Cette entreprise s’inscrit dans la mouvance de celles qui ont été récemment menées dans le cadre de l’Atlas de l’histoire de France chez l’éditeur Autrement (cf. J. Boutier et G. Balavoine pour la France moderne) et du programme ANR Jeunes chercheurs « Savoirs et capitales européennes (XVIIe-XXe siècle) » piloté par S. Van Damme (2006-2009), ainsi que de celles qui sont en cours ou projetées par exemple sur la fraternité politique en Europe au XIXe siècle (programme blanc ANR 2009-2012 coordonné par C. Brice) ou sur la cartographie du triennio patriotique (1796-1799) en Italie sous l’impulsion de l’École française de Rome.

L’autre volet du projet tient compte de la nécessité de connaître de façon plus systématique d’une part les acteurs de ces processus de construction des savoirs que l’on aura cartographiés, en se concentrant sur les voyageurs et résidents étrangers, d’autre part leurs productions écrites et iconographiques, afin d’en tirer toutes les connaissances utiles pour mieux comprendre leur appréhension des territoires dont ils sont amenés à parler.

Ce travail se situera sur plusieurs registres

- les biographies individuelles, intégrant dans la perspective d’un dictionnaire des voyageurs français en Italie encore à réaliser des données biographiques et des éléments de leurs parcours ou rencontres, éventuellement cartographiables.

- la numérisation de quelques manuscrits de voyageurs ou résidents demeurés inédits ou difficilement accessibles, en coordination avec le site de la BNF sur les récits de voyage, le CRLV (Centre de Recherche sur la Littérature de Voyage de l’Université de Paris IV) et la base de données constituée autour du projet ANR (et ex-GDR n° 2649) des écrits sur le for intérieur.

- la collecte et la réflexion critique sur des images présentes dans les livres de voyages, atlas ou descriptions de villes, en vue de faciliter leur mise en rapport avec les descriptions écrites et leurs usages via internet par des institutions ou des amateurs d’aujourd’hui (cf. le projet Viaticalpes piloté par l’Université de Lausanne avec pour cible les images des Alpes, à étendre aux images de l’Italie en coordination avec le Cabinet Vieusseux de Florence).

Il s’agit par de premières réalisations de forger les outils qui permettront une mise en relation systématique des lieux désignés dans les plans de villes avec leurs représentations iconographiques telles qu’elles étaient véhiculées à l’époque moderne.

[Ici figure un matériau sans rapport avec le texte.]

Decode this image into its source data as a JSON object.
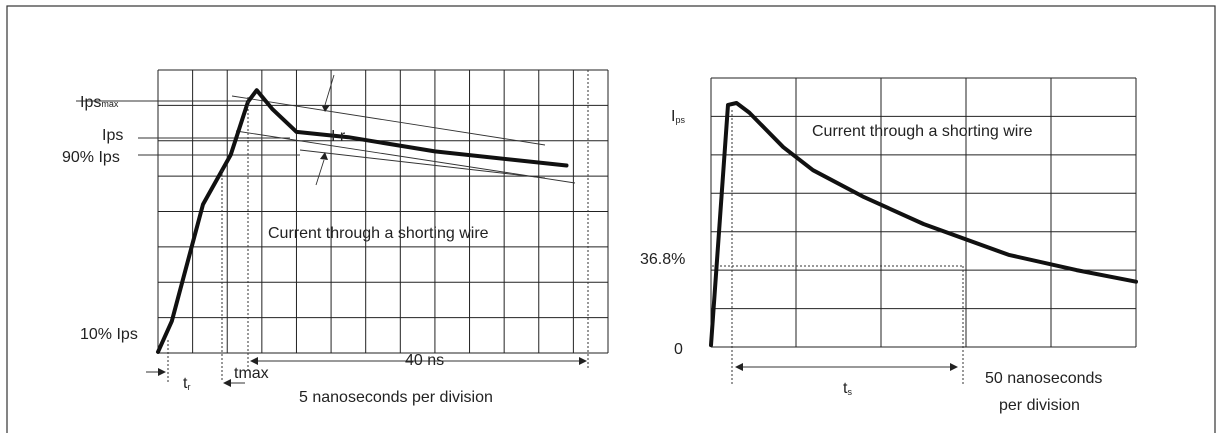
{
  "chart_data": [
    {
      "type": "line",
      "annotation": "Current through a shorting wire",
      "xlabel": "5 nanoseconds per division",
      "y_labels": {
        "peak_main": "Ips",
        "peak_sub": "max",
        "ips": "Ips",
        "ips90": "90% Ips",
        "ips10": "10% Ips"
      },
      "x_labels": {
        "t_r_main": "t",
        "t_r_sub": "r",
        "tmax": "tmax",
        "span": "40 ns"
      },
      "slope_label": "I r",
      "grid": {
        "cols": 13,
        "rows": 8
      },
      "series": [
        {
          "x": [
            0,
            0.4,
            1.3,
            2.1,
            2.6,
            2.85,
            3.3,
            4.0,
            5.5,
            8.0,
            11.8
          ],
          "y": [
            0.03,
            0.9,
            4.2,
            5.6,
            7.1,
            7.43,
            6.9,
            6.25,
            6.1,
            5.7,
            5.3
          ]
        }
      ]
    },
    {
      "type": "line",
      "annotation": "Current through a shorting wire",
      "xlabel_lines": [
        "50 nanoseconds",
        "per division"
      ],
      "y_labels": {
        "peak_main": "I",
        "peak_sub": "ps",
        "pct": "36.8%",
        "zero": "0"
      },
      "x_labels": {
        "ts_main": "t",
        "ts_sub": "s"
      },
      "grid": {
        "cols": 5,
        "rows": 7
      },
      "series": [
        {
          "x": [
            0,
            0.2,
            0.3,
            0.45,
            0.85,
            1.2,
            1.8,
            2.5,
            3.5,
            4.3,
            5.0
          ],
          "y": [
            0.05,
            6.3,
            6.35,
            6.1,
            5.2,
            4.6,
            3.9,
            3.2,
            2.4,
            2.0,
            1.7
          ]
        }
      ]
    }
  ]
}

Ce travail vise aussi à rendre accessible et à interpréter le vaste corpus d’images viatiques de l’époque moderne et du XIXe siècle sur l’Italie et la France du Sud-Est présent dans l’espace rhônalpin autant qu’en Italie. Les bibliothèques municipales de Lyon, Grenoble et Chambéry sont déjà sensibilisées par l’intermédiaire du projet Viaticalpes à la dimension iconographique de ce projet de base de données.



Établissements rhônalpins engagés :
— Université Lumière Lyon 2 (établissement porteur), ENS-LSH (établissement d’hébergement)
— INSA, Université Claude Bernard Lyon 1, Université Jean Moulin Lyon 3, Université de Savoie (Chambéry), Université Stendhal Grenoble 3, Université Pierre-Mendès France Grenoble 2, Université Jean Monnet Saint-Étienne

Le CNRS participe à travers ses chercheurs à temps plein et son rôle d’opérateur national auprès des unités de recherche ou de service dont il partage la tutelle avec les établissements précités, y compris l’Institut des Sciences de l’Homme.

Dans la seule limite de ses moyens, le cluster a naturellement vocation à faire bon accueil à toute proposition en rapport avec ses thématiques lorsqu’elle émane de collectivités territoriales, d’associations, d’institutions ou d’entreprises rhônalpines.